The presence of Si-CFEu nanoparticles in the reticuloendothelial tissues was confirmed by confocal microscopy and electron microscopy. Nanoparticles were co-localized with activated macrophages (Iba-1 staining) and elicited no adverse systemic responses in the animals as assessed by the serum chemistry profile and histological examination of vital organs. In toto, the current works have enabled the development of a screening dual-imaging nanoprobe for the non-invasive rapid assessment of drug nanoparticle biodistribution and screening of targeting moieties in vivo.

5. Conclusion

We have described the synthesis and characterization of FA/Si-CFEu nanoparticles “multimodal imaging nanoprobes” as sensitive and specific MRI contrast agents. The physicochemical properties of FA/Si-CFEu particles provide unique translational opportunities to enable real-time assessment of biodistribution of targeted nanoformulations and to nanoART. MRI evaluation of Si-CFEu in rats demonstrated robust T₂ signals in macrophage-rich regions of the reticuloendothelial system. Notably These data provide a first step towards assessing targeting moieties and provide a platform for incorporating drug into these constructs in order to develop theranostic particles for in vivo use.

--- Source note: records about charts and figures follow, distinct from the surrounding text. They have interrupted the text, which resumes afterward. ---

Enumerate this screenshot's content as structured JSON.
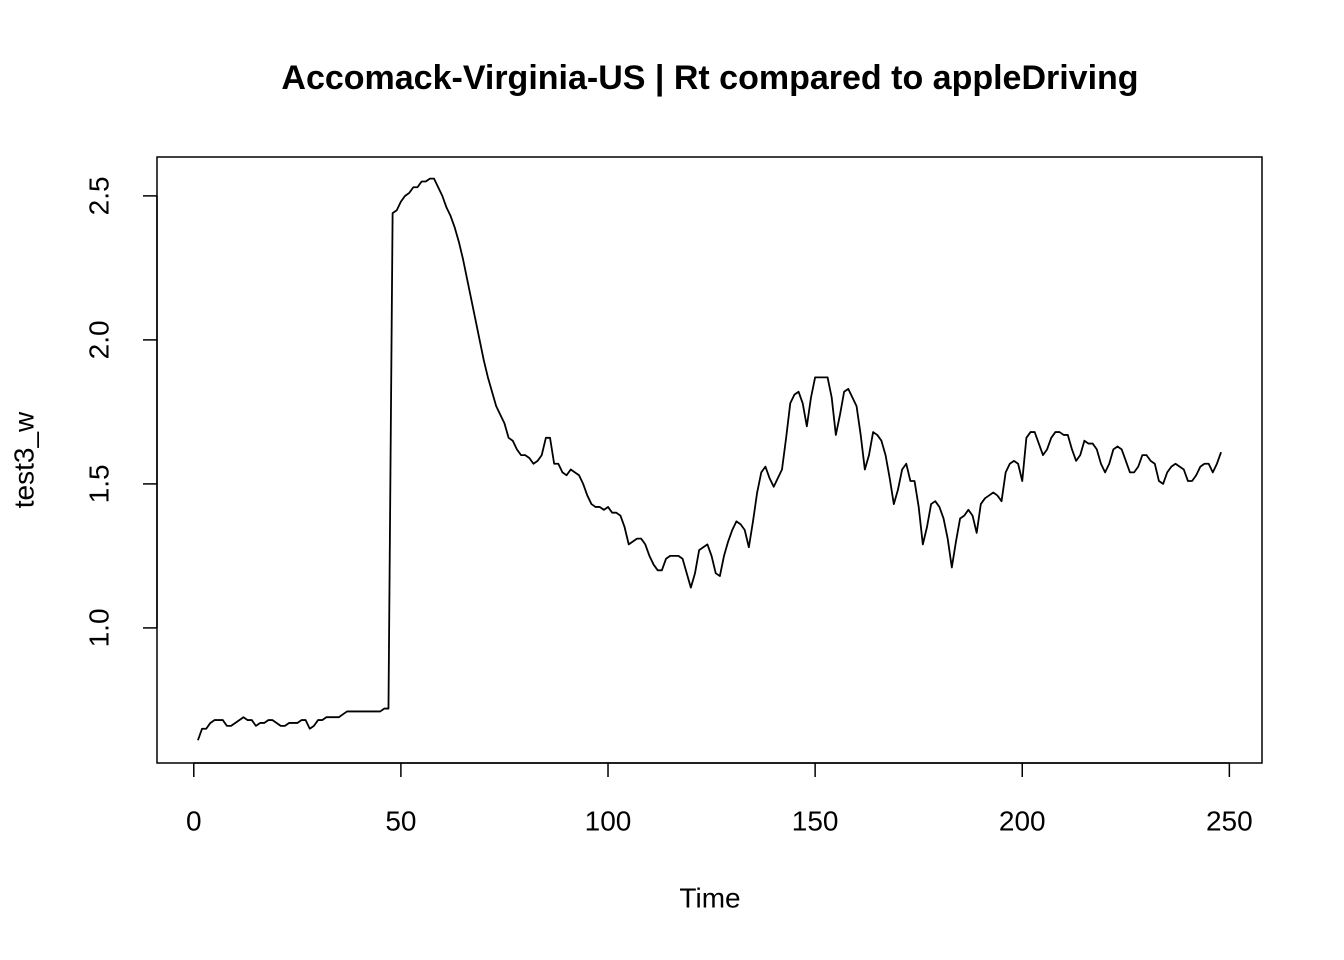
{
  "chart_data": {
    "type": "line",
    "title": "Accomack-Virginia-US | Rt compared to appleDriving",
    "x_label": "Time",
    "y_label": "test3_w",
    "color": "#000000",
    "xlim": [
      -8.88,
      257.88
    ],
    "ylim": [
      0.531,
      2.635
    ],
    "xticks": [
      0,
      50,
      100,
      150,
      200,
      250
    ],
    "yticks": [
      {
        "value": 1,
        "label": "1.0"
      },
      1.5,
      {
        "value": 2,
        "label": "2.0"
      },
      2.5
    ],
    "x": [
      1,
      2,
      3,
      4,
      5,
      6,
      7,
      8,
      9,
      10,
      11,
      12,
      13,
      14,
      15,
      16,
      17,
      18,
      19,
      20,
      21,
      22,
      23,
      24,
      25,
      26,
      27,
      28,
      29,
      30,
      31,
      32,
      33,
      34,
      35,
      36,
      37,
      38,
      39,
      40,
      41,
      42,
      43,
      44,
      45,
      46,
      47,
      48,
      49,
      50,
      51,
      52,
      53,
      54,
      55,
      56,
      57,
      58,
      59,
      60,
      61,
      62,
      63,
      64,
      65,
      66,
      67,
      68,
      69,
      70,
      71,
      72,
      73,
      74,
      75,
      76,
      77,
      78,
      79,
      80,
      81,
      82,
      83,
      84,
      85,
      86,
      87,
      88,
      89,
      90,
      91,
      92,
      93,
      94,
      95,
      96,
      97,
      98,
      99,
      100,
      101,
      102,
      103,
      104,
      105,
      106,
      107,
      108,
      109,
      110,
      111,
      112,
      113,
      114,
      115,
      116,
      117,
      118,
      119,
      120,
      121,
      122,
      123,
      124,
      125,
      126,
      127,
      128,
      129,
      130,
      131,
      132,
      133,
      134,
      135,
      136,
      137,
      138,
      139,
      140,
      141,
      142,
      143,
      144,
      145,
      146,
      147,
      148,
      149,
      150,
      151,
      152,
      153,
      154,
      155,
      156,
      157,
      158,
      159,
      160,
      161,
      162,
      163,
      164,
      165,
      166,
      167,
      168,
      169,
      170,
      171,
      172,
      173,
      174,
      175,
      176,
      177,
      178,
      179,
      180,
      181,
      182,
      183,
      184,
      185,
      186,
      187,
      188,
      189,
      190,
      191,
      192,
      193,
      194,
      195,
      196,
      197,
      198,
      199,
      200,
      201,
      202,
      203,
      204,
      205,
      206,
      207,
      208,
      209,
      210,
      211,
      212,
      213,
      214,
      215,
      216,
      217,
      218,
      219,
      220,
      221,
      222,
      223,
      224,
      225,
      226,
      227,
      228,
      229,
      230,
      231,
      232,
      233,
      234,
      235,
      236,
      237,
      238,
      239,
      240,
      241,
      242,
      243,
      244,
      245,
      246,
      247,
      248
    ],
    "values": [
      0.61,
      0.65,
      0.65,
      0.67,
      0.68,
      0.68,
      0.68,
      0.66,
      0.66,
      0.67,
      0.68,
      0.69,
      0.68,
      0.68,
      0.66,
      0.67,
      0.67,
      0.68,
      0.68,
      0.67,
      0.66,
      0.66,
      0.67,
      0.67,
      0.67,
      0.68,
      0.68,
      0.65,
      0.66,
      0.68,
      0.68,
      0.69,
      0.69,
      0.69,
      0.69,
      0.7,
      0.71,
      0.71,
      0.71,
      0.71,
      0.71,
      0.71,
      0.71,
      0.71,
      0.71,
      0.72,
      0.72,
      2.44,
      2.45,
      2.48,
      2.5,
      2.51,
      2.53,
      2.53,
      2.55,
      2.55,
      2.56,
      2.56,
      2.53,
      2.5,
      2.46,
      2.43,
      2.39,
      2.34,
      2.28,
      2.21,
      2.14,
      2.07,
      2.0,
      1.93,
      1.87,
      1.82,
      1.77,
      1.74,
      1.71,
      1.66,
      1.65,
      1.62,
      1.6,
      1.6,
      1.59,
      1.57,
      1.58,
      1.6,
      1.66,
      1.66,
      1.57,
      1.57,
      1.54,
      1.53,
      1.55,
      1.54,
      1.53,
      1.5,
      1.46,
      1.43,
      1.42,
      1.42,
      1.41,
      1.42,
      1.4,
      1.4,
      1.39,
      1.35,
      1.29,
      1.3,
      1.31,
      1.31,
      1.29,
      1.25,
      1.22,
      1.2,
      1.2,
      1.24,
      1.25,
      1.25,
      1.25,
      1.24,
      1.19,
      1.14,
      1.19,
      1.27,
      1.28,
      1.29,
      1.25,
      1.19,
      1.18,
      1.25,
      1.3,
      1.34,
      1.37,
      1.36,
      1.34,
      1.28,
      1.37,
      1.47,
      1.54,
      1.56,
      1.52,
      1.49,
      1.52,
      1.55,
      1.66,
      1.78,
      1.81,
      1.82,
      1.78,
      1.7,
      1.8,
      1.87,
      1.87,
      1.87,
      1.87,
      1.8,
      1.67,
      1.74,
      1.82,
      1.83,
      1.8,
      1.77,
      1.67,
      1.55,
      1.6,
      1.68,
      1.67,
      1.65,
      1.6,
      1.52,
      1.43,
      1.48,
      1.55,
      1.57,
      1.51,
      1.51,
      1.42,
      1.29,
      1.35,
      1.43,
      1.44,
      1.42,
      1.38,
      1.31,
      1.21,
      1.3,
      1.38,
      1.39,
      1.41,
      1.39,
      1.33,
      1.43,
      1.45,
      1.46,
      1.47,
      1.46,
      1.44,
      1.54,
      1.57,
      1.58,
      1.57,
      1.51,
      1.66,
      1.68,
      1.68,
      1.64,
      1.6,
      1.62,
      1.66,
      1.68,
      1.68,
      1.67,
      1.67,
      1.62,
      1.58,
      1.6,
      1.65,
      1.64,
      1.64,
      1.62,
      1.57,
      1.54,
      1.57,
      1.62,
      1.63,
      1.62,
      1.58,
      1.54,
      1.54,
      1.56,
      1.6,
      1.6,
      1.58,
      1.57,
      1.51,
      1.5,
      1.54,
      1.56,
      1.57,
      1.56,
      1.55,
      1.51,
      1.51,
      1.53,
      1.56,
      1.57,
      1.57,
      1.54,
      1.57,
      1.61
    ]
  }
}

Statement of Significance.

A novel europium (Eu³⁺) doped cobalt ferrite (Si-CFEu) nanoparticle was produced for use as an bioimaging probe. Its notable multifunctional, fluorescence and imaging properties, allows its use for rapid screenings of future drug biodistribution tests. Decoration of the Si-CFEu particles with folic acid showed by greater than a log order-of-magnitude in sensitivity and specificity for magnetic resonance imaging over a more conventional ultrasmall superparamagnetic iron oxide particle, when both particles were administered at equivalent iron doses. The potential use of these particles in theranostic tests will serve as a platform for designing improved drug delivery strategies to combat inflammatory and infectious diseases.